O projeto cinematográfico produzido por Palomar Mediawan e criado com o apoio da Região da Calábria e da Calabria Film Commission Foundation insere-se neste tênue fio entre o passado e um futuro talvez ainda por escrever, por ocasião das comemorações dedicadas ao 50º aniversário da descoberta dos Bronzes de Riace. Escrito por Armando Maria Trotta, Giuseppe Smorto, Massimo Razzi e Fabio Mollo, e dirigido por Fabio Mollo (de Reggio, nascido em 1980) e Alessandra Cataleta, «Semidei» foi apresentado como estreia mundial no Giornate degli Autori no Festival de Cinema de Venezana seção «Noites Venezianas» para pousar, em dezembro, no teatro Francesco Cilea e dar vida a um caminho de reflexão e discussão entre os estudantes da província de Reggio e os protagonistas.

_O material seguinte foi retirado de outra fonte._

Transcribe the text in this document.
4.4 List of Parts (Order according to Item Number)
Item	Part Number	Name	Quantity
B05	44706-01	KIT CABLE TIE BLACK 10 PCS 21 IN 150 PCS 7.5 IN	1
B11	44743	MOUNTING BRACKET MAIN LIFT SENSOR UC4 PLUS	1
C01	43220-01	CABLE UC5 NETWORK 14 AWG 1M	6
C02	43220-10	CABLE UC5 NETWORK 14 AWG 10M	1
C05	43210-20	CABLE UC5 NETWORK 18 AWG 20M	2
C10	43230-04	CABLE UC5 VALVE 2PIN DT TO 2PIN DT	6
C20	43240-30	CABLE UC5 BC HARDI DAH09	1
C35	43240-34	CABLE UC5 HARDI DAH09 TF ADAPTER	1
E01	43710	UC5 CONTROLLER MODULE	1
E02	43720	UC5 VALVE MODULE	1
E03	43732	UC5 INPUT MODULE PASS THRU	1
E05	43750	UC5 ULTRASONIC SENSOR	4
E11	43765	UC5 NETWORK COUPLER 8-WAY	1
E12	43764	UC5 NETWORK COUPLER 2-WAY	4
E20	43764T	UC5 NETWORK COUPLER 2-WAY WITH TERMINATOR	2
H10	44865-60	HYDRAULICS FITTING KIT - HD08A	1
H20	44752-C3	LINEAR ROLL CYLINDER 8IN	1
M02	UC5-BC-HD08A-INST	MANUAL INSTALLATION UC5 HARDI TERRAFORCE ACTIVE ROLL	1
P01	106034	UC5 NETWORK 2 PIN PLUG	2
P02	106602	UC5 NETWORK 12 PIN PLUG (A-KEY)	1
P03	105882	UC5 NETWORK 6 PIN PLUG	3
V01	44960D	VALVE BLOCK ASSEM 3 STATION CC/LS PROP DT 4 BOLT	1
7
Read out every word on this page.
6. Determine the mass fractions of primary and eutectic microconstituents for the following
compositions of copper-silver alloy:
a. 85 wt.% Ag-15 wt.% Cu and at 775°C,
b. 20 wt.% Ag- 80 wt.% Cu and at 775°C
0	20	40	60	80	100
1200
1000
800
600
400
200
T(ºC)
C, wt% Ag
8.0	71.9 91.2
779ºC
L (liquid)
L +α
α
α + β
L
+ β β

«Agradeço profundamente a Fabio Mollo e Alessandra Cataleta por terem conseguido, com a sua arte, fazer falar os Bronzes de Riace, fazendo-nos compreender o significado ainda atual de uma obra de dois mil e quinhentos anos atrás. Os Bronzes são estupendos e tecnicamente inatingíveis – admite o professor e arqueólogo de Reggio Daniele Castrízio, que também formulou uma hipótese sobre quem representam os dois guerreiros -, mas não podemos nos deter no seu uso estético, principalmente quando representam o cartão de visita da Calábria e da Magna Grécia diante do mundo inteiro. As duas obras-primas de Riace, entendidas como parte do grupo dos Fratricidas de Pitágoras de Reggio, são um hino à paz, à futilidade dos conflitos entre irmãos, das lutas civis, das guerras entre os pobres”. Castrizio relança: «Mesmo que Etéocles e Polinices sejam dois personagens negativos, porque cederam ao orgulho e ao desejo de poder, foram lindamente criados, um triunfo de harmonia e simetria, por uma razão importante: poderiam ter constituído a muralha defensiva intransponíveis de sua pátria, os heróis que não puderam ser derrotados, o orgulho dos tebanos, mas que se aniquilaram lutando uns contra os outros; o seu enorme potencial voltou-se contra a cidade e o seu povo. A profecia de Tirésias sempre se concretiza, como compreenderam Augusto e Constantino, e como acontece ainda hoje, da Ucrânia ao atormentado Oriente Próximo: se dois irmãos lutam entre si, não pode haver vencedor, mas todos perdem.
«Os Bronzes eram uma obsessão minha em Reggio – começa Giuseppe Smorto, jornalista e escritor, ex-vice-diretor do Repubblica –; há dois anos escrevi uma história juntamente com Massimo Razzi em que, na verdade, a história era a de um regresso da Austrália; em vez disso, o filme tornou-se sobretudo a história de alguns dos restantes, contada ao estilo de Vito Teti. E os primeiros restantes são os Bronzes. Trabalhei em dois personagens – sublinha ainda Smorto –. Em primeiro lugar Stefano Mariottini, o homem que os descobriu. Não foi fácil convencê-lo, ele ficou queimado com as polêmicas, demoramos seis meses. Aí ele se abriu: gosto de lembrar que durante 40 anos ele continuou colaborando com a Superintendência. O outro personagem é Daniele Catrizio, essa estranha figura de padre ortodoxo, esse professor eternamente entusiasmado e insatisfeito, que sofre de bronzita. Os diretores foram maravilhosos: Fabio Mollo e Alessandra Cataleta filmaram sessenta horas, e não descarto que algo mais possa surgir dessas imagens. Em cada cena há uma referência, as imagens são maravilhosas. “Semidei” está muito bem acabado e – garante Smorto – vai levar os Bronzes e o Reggio à volta do mundo».